Stephen McPartland is Member of Parliament for Stevenage and has written to the Chief
Executives of all the FTSE 100 companies to ask them individually if they are
willing to pledge their support for corporate tax transparency and if they will
support a new international accountancy standard for country-by-country
reporting. The responses are being published at www.taxchallenge.co.uk so that the
general public know which FTSE 100 companies are willing to sign up to tax
transparency and which are not. Follow Stephen on Twitter.
I took up the initiative after meeting
Christian Aid supporters when the Tax Justice Bus visited Stevenage. The
tax justice campaigners believe that tax dodging by international companies
costs the UK around £35 billion and developing countries an estimated
$160billion per year. Just imagine the dramatic difference such a huge sum of
money would make if it was available to invest in public services,
infrastructure and other vital services essential for economic growth.
I know that Governments from all around the world will agree with the sentiment
of greater tax transparency, but they will struggle to introduce it as every
nation competes in the global race. Despite the best of intentions, I believe
that in the end it will be up to the companies themselves to lead the way and
they will only do that if their customers-the British public-drag them kicking
and screaming towards tax transparency and a fairer tax system for us all.

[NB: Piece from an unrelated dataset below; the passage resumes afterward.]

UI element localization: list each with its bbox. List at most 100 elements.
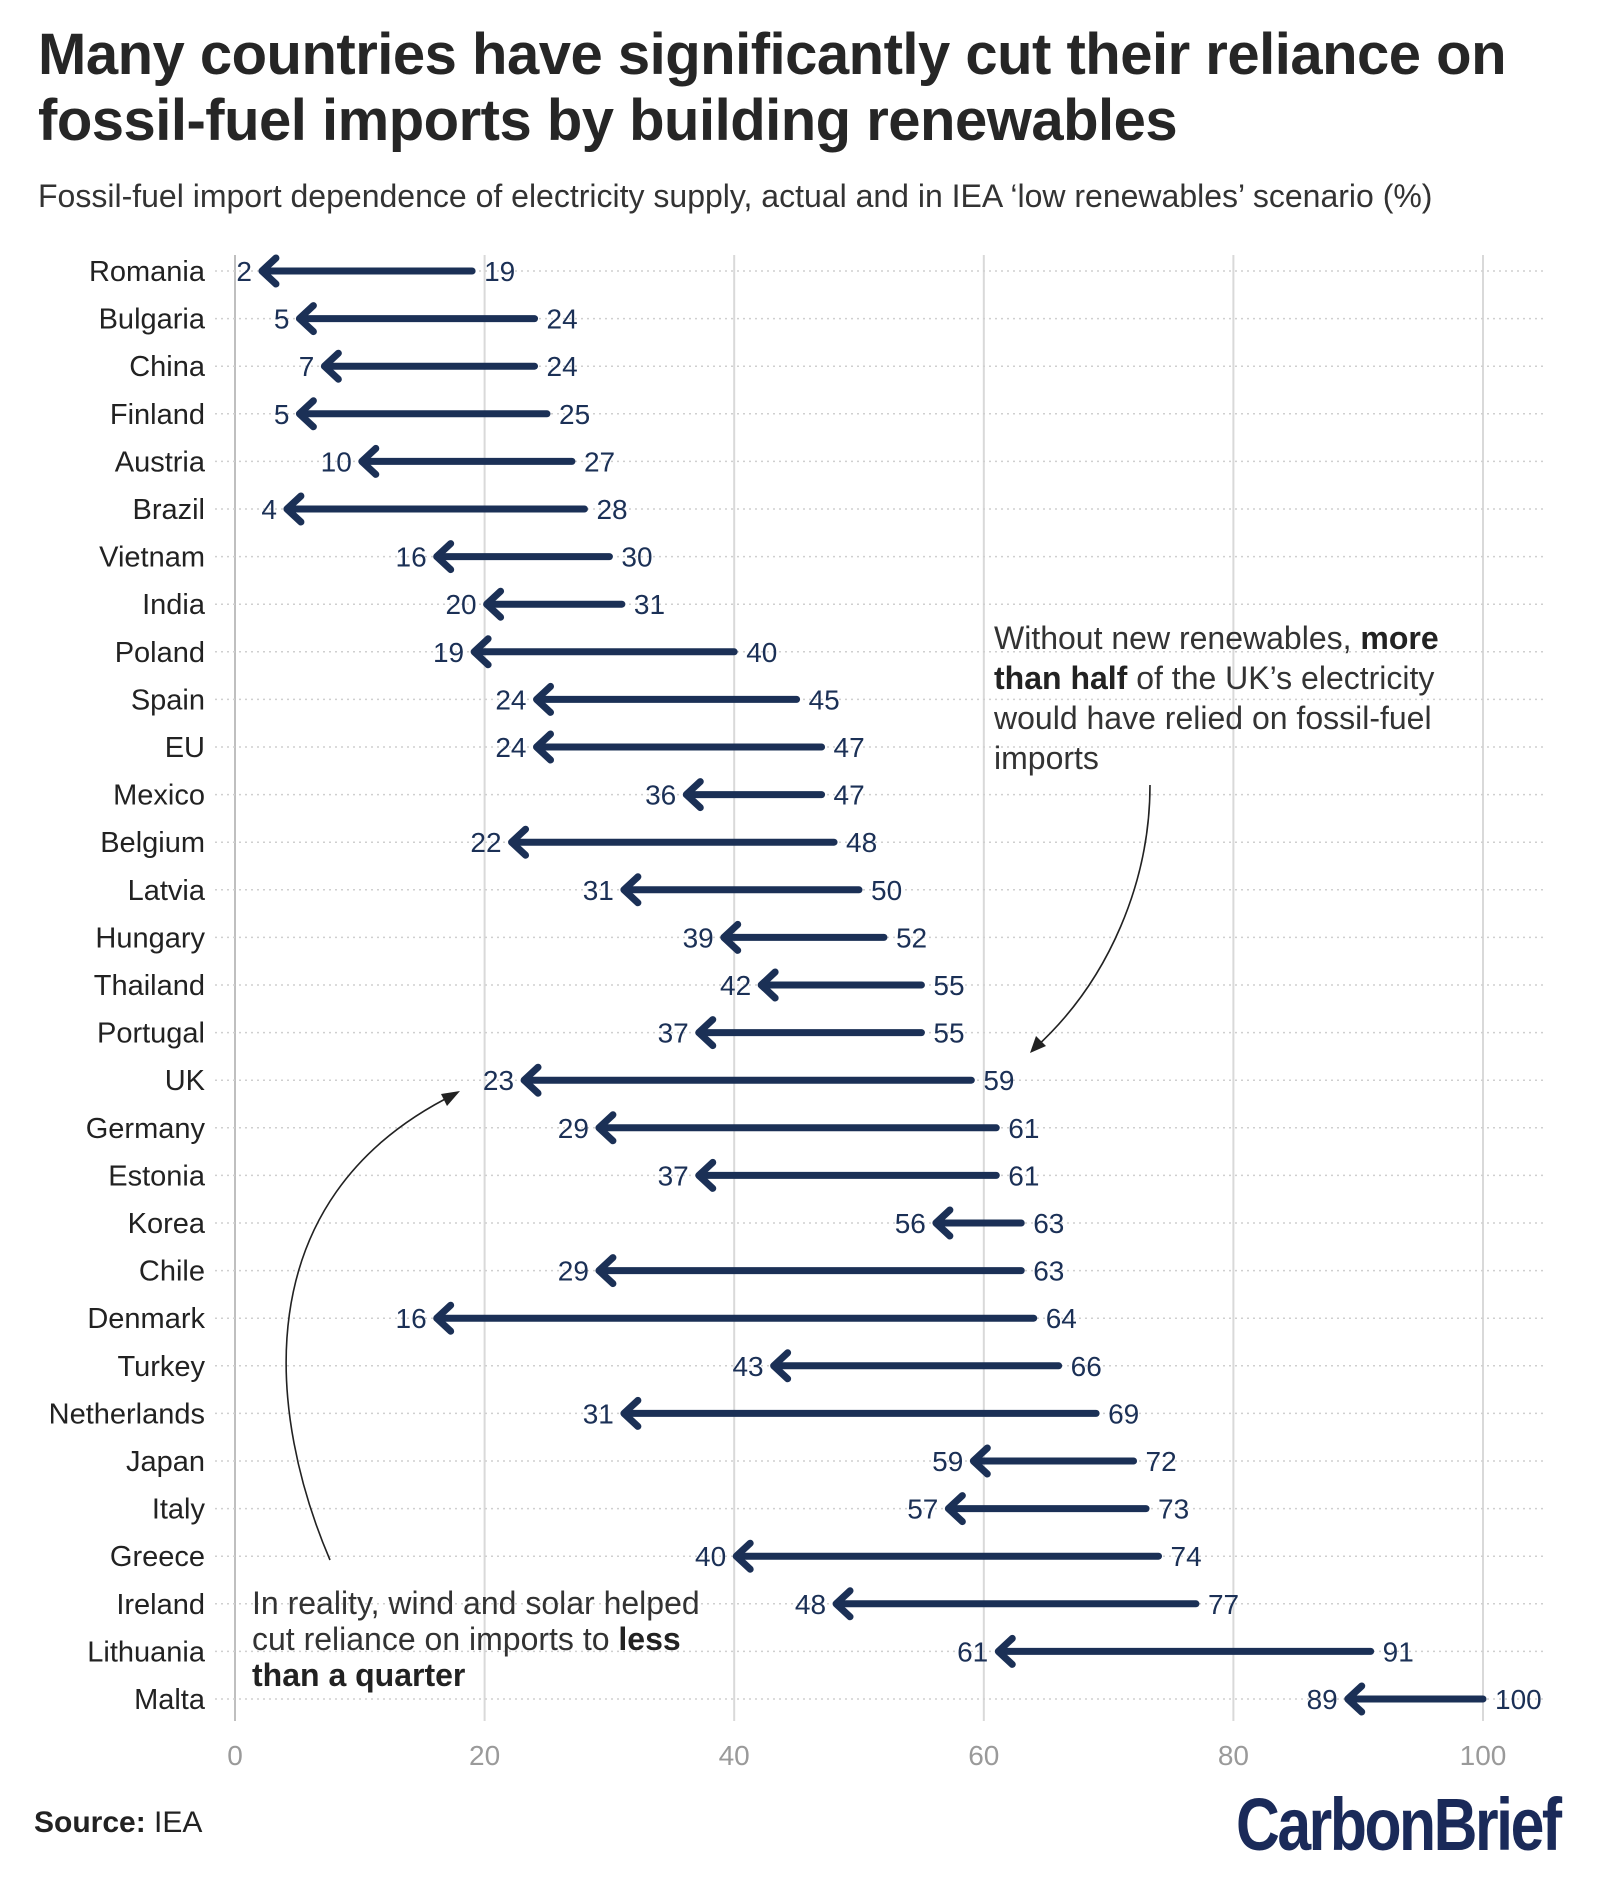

I set up www.taxchallenge.co.uk to
give everyone an opportunity to sign a petition calling for greater tax
transparency and to publish all the responses I receive so that everyone will
know which FTSE 100 companies are willing to sign up to tax transparency and
which are not.
The responses from the FTSE100 companies have been wide-ranging but generally
disappointing. HSBC has offered to help design a tax transparency standard, BT
and others have welcomed the transparency initiative – although not the new
accounting standard – and Hargreaves Lansdown has questioned the value that it
receives for the taxes that it pays. On a more positive note the Chief
Executive of Sainsbury's agreed that consumers are best placed to encourage
companies to pay the tax they are supposed to, as they can vote with their
wallets if they do not think the company is making a fair contribution to society.
Capita stated they were both interested and supportive of establishing a new
international accounting standard. Morrisions suggested that the Government
should force all companies to disclose their corporation tax payments in the
UK. The refreshingly honest response from Aggreko summed up what many other
companies felt, that they were paying lots of tax and probably more than needed
but felt greater tax transparency was a 'lousy idea'.
I could go on, but the general thrust is pretty simple – the biggest companies
in Britain believe they all honestly pay their taxes and make a huge
contribution to the economy by employing people who have to pay taxes. The
majority of responses so far clearly show that they are not prepared to be
proactive and will only comply with the laws as they stand. Unfortunately,
fancy corporate lawyers can blur the lines between tax avoidance and tax
evasion, but it is clearly wrong, illegal and unfair to the rest of society.
I will keep publishing the responses at www.taxchallenge.co.uk and let the public decide individually whether the biggest companies in Britain
really care about the poorest in our society, at home and abroad. From the
responses I have received so far, I am not convinced they do care.